En 785, lors de l’examen des talents vertueux et intègres, Gui Deng, avec Cui Bin entre autres, réussit l’examen[2]. Par la suite, il est promu du poste de magistrat du comté de Meiyuan à celui de censeur de droite[3]. Le haut conseiller politique et stratège de la cour des Tang, Li Bi, souhaite abolir les fonctions de censeurs et d’officiers supplétifs, mais l’empereur Dezong n’est pas d’accord.
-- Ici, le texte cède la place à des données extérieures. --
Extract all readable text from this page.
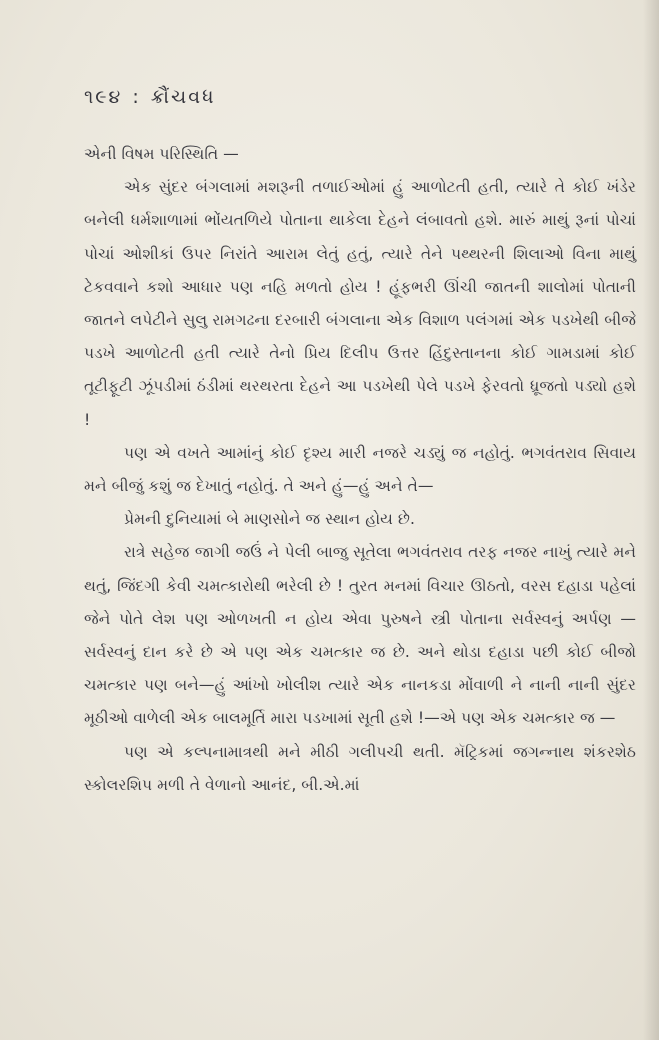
૧૯૪ : ક્રૌંચવધ

એની વિષમ પરિસ્થિતિ —

એક સુંદર બંગલામાં મશરૂની તળાઈઓમાં હું આળોટતી હતી, ત્યારે તે કોઈ ખંડેર બનેલી ધર્મશાળામાં ભોંયતળિયે પોતાના થાકેલા દેહને લંબાવતો હશે. મારું માથું રૂનાં પોચાં પોચાં ઓશીકાં ઉપર નિરાંતે આરામ લેતું હતું, ત્યારે તેને પથ્થરની શિલાઓ વિના માથું ટેકવવાને કશો આધાર પણ નહિ મળતો હોય ! હૂંફભરી ઊંચી જાતની શાલોમાં પોતાની જાતને લપેટીને સુલુ રામગઢના દરબારી બંગલાના એક વિશાળ પલંગમાં એક પડખેથી બીજે પડખે આળોટતી હતી ત્યારે તેનો પ્રિય દિલીપ ઉત્તર હિંદુસ્તાનના કોઈ ગામડામાં કોઈ તૂટીફૂટી ઝૂંપડીમાં ઠંડીમાં થરથરતા દેહને આ પડખેથી પેલે પડખે ફેરવતો ધ્રૂજતો પડ્યો હશે !

પણ એ વખતે આમાંનું કોઈ દૃશ્ય મારી નજરે ચડ્યું જ નહોતું. ભગવંતરાવ સિવાય મને બીજું કશું જ દેખાતું નહોતું. તે અને હું—હું અને તે—

પ્રેમની દુનિયામાં બે માણસોને જ સ્થાન હોય છે.

રાત્રે સહેજ જાગી જઉં ને પેલી બાજુ સૂતેલા ભગવંતરાવ તરફ નજર નાખું ત્યારે મને થતું, જિંદગી કેવી ચમત્કારોથી ભરેલી છે ! તુરત મનમાં વિચાર ઊઠતો, વરસ દહાડા પહેલાં જેને પોતે લેશ પણ ઓળખતી ન હોય એવા પુરુષને સ્ત્રી પોતાના સર્વસ્વનું અર્પણ —સર્વસ્વનું દાન કરે છે એ પણ એક ચમત્કાર જ છે. અને થોડા દહાડા પછી કોઈ બીજો ચમત્કાર પણ બને—હું આંખો ખોલીશ ત્યારે એક નાનકડા મોંવાળી ને નાની નાની સુંદર મૂઠીઓ વાળેલી એક બાલમૂર્તિ મારા પડખામાં સૂતી હશે !—એ પણ એક ચમત્કાર જ —

પણ એ કલ્પનામાત્રથી મને મીઠી ગલીપચી થતી. મૅટ્રિકમાં જગન્નાથ શંકરશેઠ સ્કોલરશિપ મળી તે વેળાનો આનંદ, બી.એ.માં
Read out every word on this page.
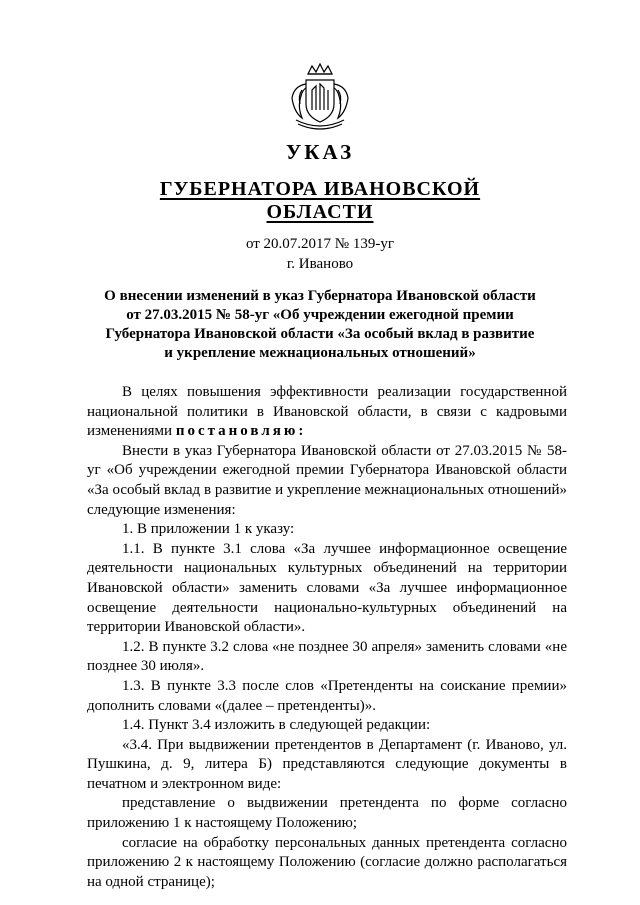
УКАЗ
ГУБЕРНАТОРА ИВАНОВСКОЙ ОБЛАСТИ
от 20.07.2017 № 139-уг
г. Иваново
О внесении изменений в указ Губернатора Ивановской области от 27.03.2015 № 58-уг «Об учреждении ежегодной премии Губернатора Ивановской области «За особый вклад в развитие и укрепление межнациональных отношений»

В целях повышения эффективности реализации государственной национальной политики в Ивановской области, в связи с кадровыми изменениями постановляю:

Внести в указ Губернатора Ивановской области от 27.03.2015 № 58-уг «Об учреждении ежегодной премии Губернатора Ивановской области «За особый вклад в развитие и укрепление межнациональных отношений» следующие изменения:

1. В приложении 1 к указу:

1.1. В пункте 3.1 слова «За лучшее информационное освещение деятельности национальных культурных объединений на территории Ивановской области» заменить словами «За лучшее информационное освещение деятельности национально-культурных объединений на территории Ивановской области».

1.2. В пункте 3.2 слова «не позднее 30 апреля» заменить словами «не позднее 30 июля».

1.3. В пункте 3.3 после слов «Претенденты на соискание премии» дополнить словами «(далее – претенденты)».

1.4. Пункт 3.4 изложить в следующей редакции:

«3.4. При выдвижении претендентов в Департамент (г. Иваново, ул. Пушкина, д. 9, литера Б) представляются следующие документы в печатном и электронном виде:

представление о выдвижении претендента по форме согласно приложению 1 к настоящему Положению;

согласие на обработку персональных данных претендента согласно приложению 2 к настоящему Положению (согласие должно располагаться на одной странице);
Cependant, ce dernier cesse de nommer de nouveaux censeurs et n’emploie plus que Han Gao et Gui Deng[3]. Lorsque Dezong veut nommer Pei Yanling comme chancelier, le conseiller de remontrance en audience Yang Cheng présente une forte pétition contre cela, ce qui met l’empereur en colère[4]. D’autres comme le censeur de droite Xiong Zhiyi rédige un brouillon de pétition que signe Gui Deng ; ils présentent cette pétition à la cour, et les contemporains louent leur courage[3],[5].
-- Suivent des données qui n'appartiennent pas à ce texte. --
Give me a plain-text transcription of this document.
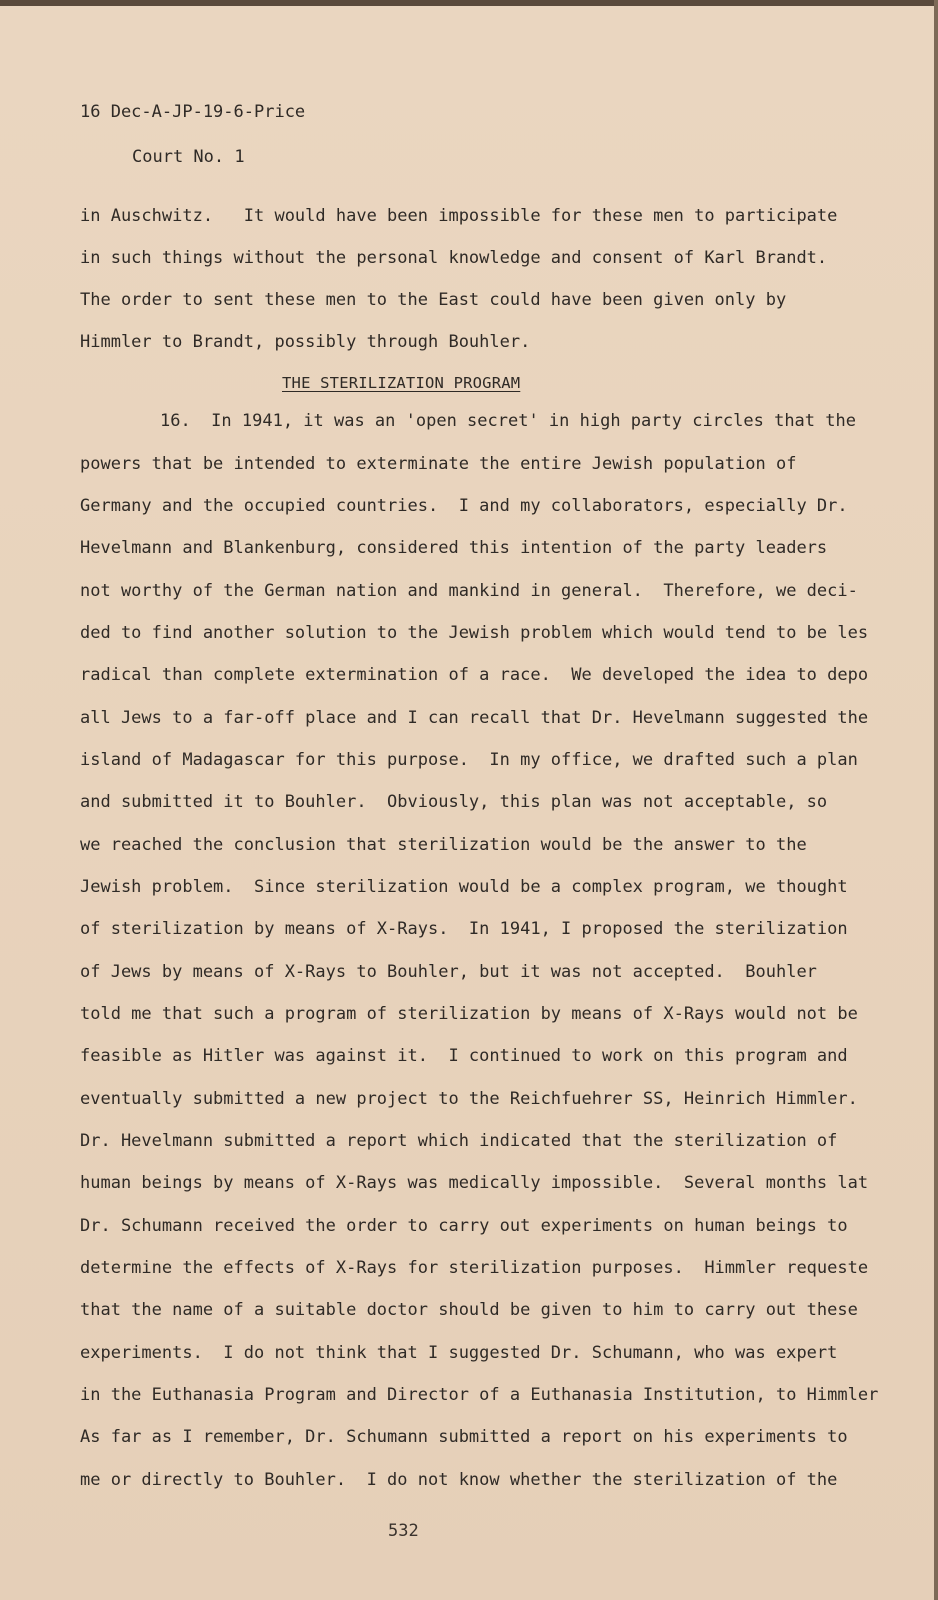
16 Dec-A-JP-19-6-Price
Court No. 1
in Auschwitz.   It would have been impossible for these men to participate
in such things without the personal knowledge and consent of Karl Brandt.
The order to sent these men to the East could have been given only by
Himmler to Brandt, possibly through Bouhler.
THE STERILIZATION PROGRAM
16.  In 1941, it was an 'open secret' in high party circles that the
powers that be intended to exterminate the entire Jewish population of
Germany and the occupied countries.  I and my collaborators, especially Dr.
Hevelmann and Blankenburg, considered this intention of the party leaders
not worthy of the German nation and mankind in general.  Therefore, we deci-
ded to find another solution to the Jewish problem which would tend to be les
radical than complete extermination of a race.  We developed the idea to depo
all Jews to a far-off place and I can recall that Dr. Hevelmann suggested the
island of Madagascar for this purpose.  In my office, we drafted such a plan
and submitted it to Bouhler.  Obviously, this plan was not acceptable, so
we reached the conclusion that sterilization would be the answer to the
Jewish problem.  Since sterilization would be a complex program, we thought
of sterilization by means of X-Rays.  In 1941, I proposed the sterilization
of Jews by means of X-Rays to Bouhler, but it was not accepted.  Bouhler
told me that such a program of sterilization by means of X-Rays would not be
feasible as Hitler was against it.  I continued to work on this program and
eventually submitted a new project to the Reichfuehrer SS, Heinrich Himmler.
Dr. Hevelmann submitted a report which indicated that the sterilization of
human beings by means of X-Rays was medically impossible.  Several months lat
Dr. Schumann received the order to carry out experiments on human beings to
determine the effects of X-Rays for sterilization purposes.  Himmler requeste
that the name of a suitable doctor should be given to him to carry out these
experiments.  I do not think that I suggested Dr. Schumann, who was expert
in the Euthanasia Program and Director of a Euthanasia Institution, to Himmler
As far as I remember, Dr. Schumann submitted a report on his experiments to
me or directly to Bouhler.  I do not know whether the sterilization of the
532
Par la suite, Gui Deng est transféré aux postes de censeur de droite et de rédacteur des actes de cour, occupant ces fonctions à trois reprises pendant quinze ans[4]. Parmi ses collègues, beaucoup de rang inférieur à lui obtiennent des postes élevés par opportunisme, tandis que lui reste modeste et réservé, sans se soucier de la lenteur de son avancement. Plus tard, il est promu fonctionnaire auxiliaire du ministère de la Guerre, nommé précepteur du prince héritier, et reçoit en plus le titre de compilateur à l’Académie d’histoire[3],[5]. En 805, sous l’empereur Shunzong, Gui Deng est affecté au poste de haut conseiller d’audience et reçoit des insignes de rang, soie pourpre et tablette de jade[note 2],[4]. Ensuite, il est promu vice-ministre des Travaux publics[2]. En 809, il est nommé précepteur du prince héritier et des autres princes et, avec le haut conseiller d’audience Lu Yueng, il présente « Les Admonitions de la Tour du Dragon » (龍樓箴) pour adresser des remontrances au souverain[1],[3].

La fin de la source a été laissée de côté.